Given the complicated linkages between scientific observation and racial and gender stereotyping, observers of Semenya’s experience at the hands of the IAAF question the supposed neutrality of scientists. They query the claim that rigorous investigation will render a truth. Some authors have explored the different layers of structural violence inherent in forcing someone to be either male or female when human sexual variation is so much more complex, and others have also examined the intertwining of science with racial and gendered representations. In discussing the complicated linkages between gender and racial stereotypes, a variety of authors including Scully and Crais on this site, Mark Gevisser in The New York Times and Carina Ray in New African, have explored the ways in which Semenya’s public humiliation can be connected to that experienced by Sara Baartman. South African author Pumla Gqola argues that the media frenzy over Caster Semenya turned her into “the twenty-first century Baartman.”

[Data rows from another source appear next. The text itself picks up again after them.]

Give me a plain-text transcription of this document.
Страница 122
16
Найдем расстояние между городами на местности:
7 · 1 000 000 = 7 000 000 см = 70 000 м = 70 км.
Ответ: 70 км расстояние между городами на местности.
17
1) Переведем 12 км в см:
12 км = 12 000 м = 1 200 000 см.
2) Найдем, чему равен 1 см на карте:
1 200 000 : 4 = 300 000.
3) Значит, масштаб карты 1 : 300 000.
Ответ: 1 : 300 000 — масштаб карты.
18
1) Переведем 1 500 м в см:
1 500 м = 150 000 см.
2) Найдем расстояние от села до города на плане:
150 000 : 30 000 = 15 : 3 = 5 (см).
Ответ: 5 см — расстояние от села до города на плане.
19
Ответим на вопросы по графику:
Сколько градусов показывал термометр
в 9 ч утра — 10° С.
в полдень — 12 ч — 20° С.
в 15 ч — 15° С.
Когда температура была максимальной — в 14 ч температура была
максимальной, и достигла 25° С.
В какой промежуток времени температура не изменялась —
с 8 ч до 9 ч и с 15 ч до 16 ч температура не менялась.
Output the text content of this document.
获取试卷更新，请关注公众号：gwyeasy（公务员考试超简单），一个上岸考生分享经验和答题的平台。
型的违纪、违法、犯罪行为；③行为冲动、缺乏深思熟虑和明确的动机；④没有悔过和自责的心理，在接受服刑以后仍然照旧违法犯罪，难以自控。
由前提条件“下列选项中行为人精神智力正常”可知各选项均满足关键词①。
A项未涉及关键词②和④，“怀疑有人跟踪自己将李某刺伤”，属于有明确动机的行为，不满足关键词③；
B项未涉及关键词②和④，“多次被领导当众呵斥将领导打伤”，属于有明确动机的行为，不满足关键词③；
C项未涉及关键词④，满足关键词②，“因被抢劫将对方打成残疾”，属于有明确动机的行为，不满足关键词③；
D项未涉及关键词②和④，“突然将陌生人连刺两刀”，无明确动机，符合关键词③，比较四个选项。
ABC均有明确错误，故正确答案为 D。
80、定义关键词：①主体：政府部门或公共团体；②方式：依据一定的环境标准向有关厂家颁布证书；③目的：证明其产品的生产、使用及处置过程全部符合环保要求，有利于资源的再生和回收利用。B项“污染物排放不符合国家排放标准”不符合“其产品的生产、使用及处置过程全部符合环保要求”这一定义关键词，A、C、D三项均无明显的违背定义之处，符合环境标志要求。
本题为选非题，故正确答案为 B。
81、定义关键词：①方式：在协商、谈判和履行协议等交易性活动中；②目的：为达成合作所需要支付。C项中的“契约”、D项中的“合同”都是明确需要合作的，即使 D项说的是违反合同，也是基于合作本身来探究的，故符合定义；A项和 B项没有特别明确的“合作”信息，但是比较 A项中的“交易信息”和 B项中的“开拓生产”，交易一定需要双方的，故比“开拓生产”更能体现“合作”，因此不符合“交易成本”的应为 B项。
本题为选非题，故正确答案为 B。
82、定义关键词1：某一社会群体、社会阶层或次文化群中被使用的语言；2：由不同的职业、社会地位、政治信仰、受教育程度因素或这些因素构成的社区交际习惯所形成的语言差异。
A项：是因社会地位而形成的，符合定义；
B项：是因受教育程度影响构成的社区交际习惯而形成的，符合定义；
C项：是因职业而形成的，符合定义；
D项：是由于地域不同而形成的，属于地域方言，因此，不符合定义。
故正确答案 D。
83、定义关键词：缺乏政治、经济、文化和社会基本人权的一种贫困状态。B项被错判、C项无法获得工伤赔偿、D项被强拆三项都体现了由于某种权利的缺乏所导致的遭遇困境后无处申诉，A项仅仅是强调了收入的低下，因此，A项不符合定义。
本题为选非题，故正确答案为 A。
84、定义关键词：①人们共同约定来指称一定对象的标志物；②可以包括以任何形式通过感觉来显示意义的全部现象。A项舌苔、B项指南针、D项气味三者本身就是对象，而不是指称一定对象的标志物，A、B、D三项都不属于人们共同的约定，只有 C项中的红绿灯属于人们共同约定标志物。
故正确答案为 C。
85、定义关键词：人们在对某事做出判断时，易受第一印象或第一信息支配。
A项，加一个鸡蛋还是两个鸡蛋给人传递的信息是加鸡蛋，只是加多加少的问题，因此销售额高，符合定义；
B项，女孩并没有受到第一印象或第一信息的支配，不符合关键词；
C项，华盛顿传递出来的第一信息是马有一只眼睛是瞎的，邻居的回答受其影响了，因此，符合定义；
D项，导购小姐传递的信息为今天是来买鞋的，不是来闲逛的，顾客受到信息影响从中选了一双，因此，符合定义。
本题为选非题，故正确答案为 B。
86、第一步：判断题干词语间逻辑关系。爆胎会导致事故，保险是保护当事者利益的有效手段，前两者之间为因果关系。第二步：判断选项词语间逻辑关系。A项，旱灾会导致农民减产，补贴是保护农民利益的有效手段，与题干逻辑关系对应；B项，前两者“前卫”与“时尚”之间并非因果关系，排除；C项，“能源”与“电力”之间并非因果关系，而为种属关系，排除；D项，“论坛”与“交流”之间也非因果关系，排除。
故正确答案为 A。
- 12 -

The lingering gaze and public humiliation of this 18 year old woman smack of both prurience and deep insensitivity to racial and gendered humiliations. The saga seems to have drawn to an end, but Semenya continues to pay the costs of the ineptitude of the IAAF and Athletics South Africa. On July 11 it was reported that Semenya had not qualified to represent South Africa in the African Championships, owing to lack of fitness. Athletics South Africa has pledged to do all it could to help her get into competitive form. We look forward to a happy ending.
Pamela Scully is Professor of Women’s Studies and African Studies at Emory University, Atlanta. She is the co-author, with Clifton Crais, of Sara Baartman and the Hottentot Venus: A Ghost Story and a Biography (Princeton University Press, 2009).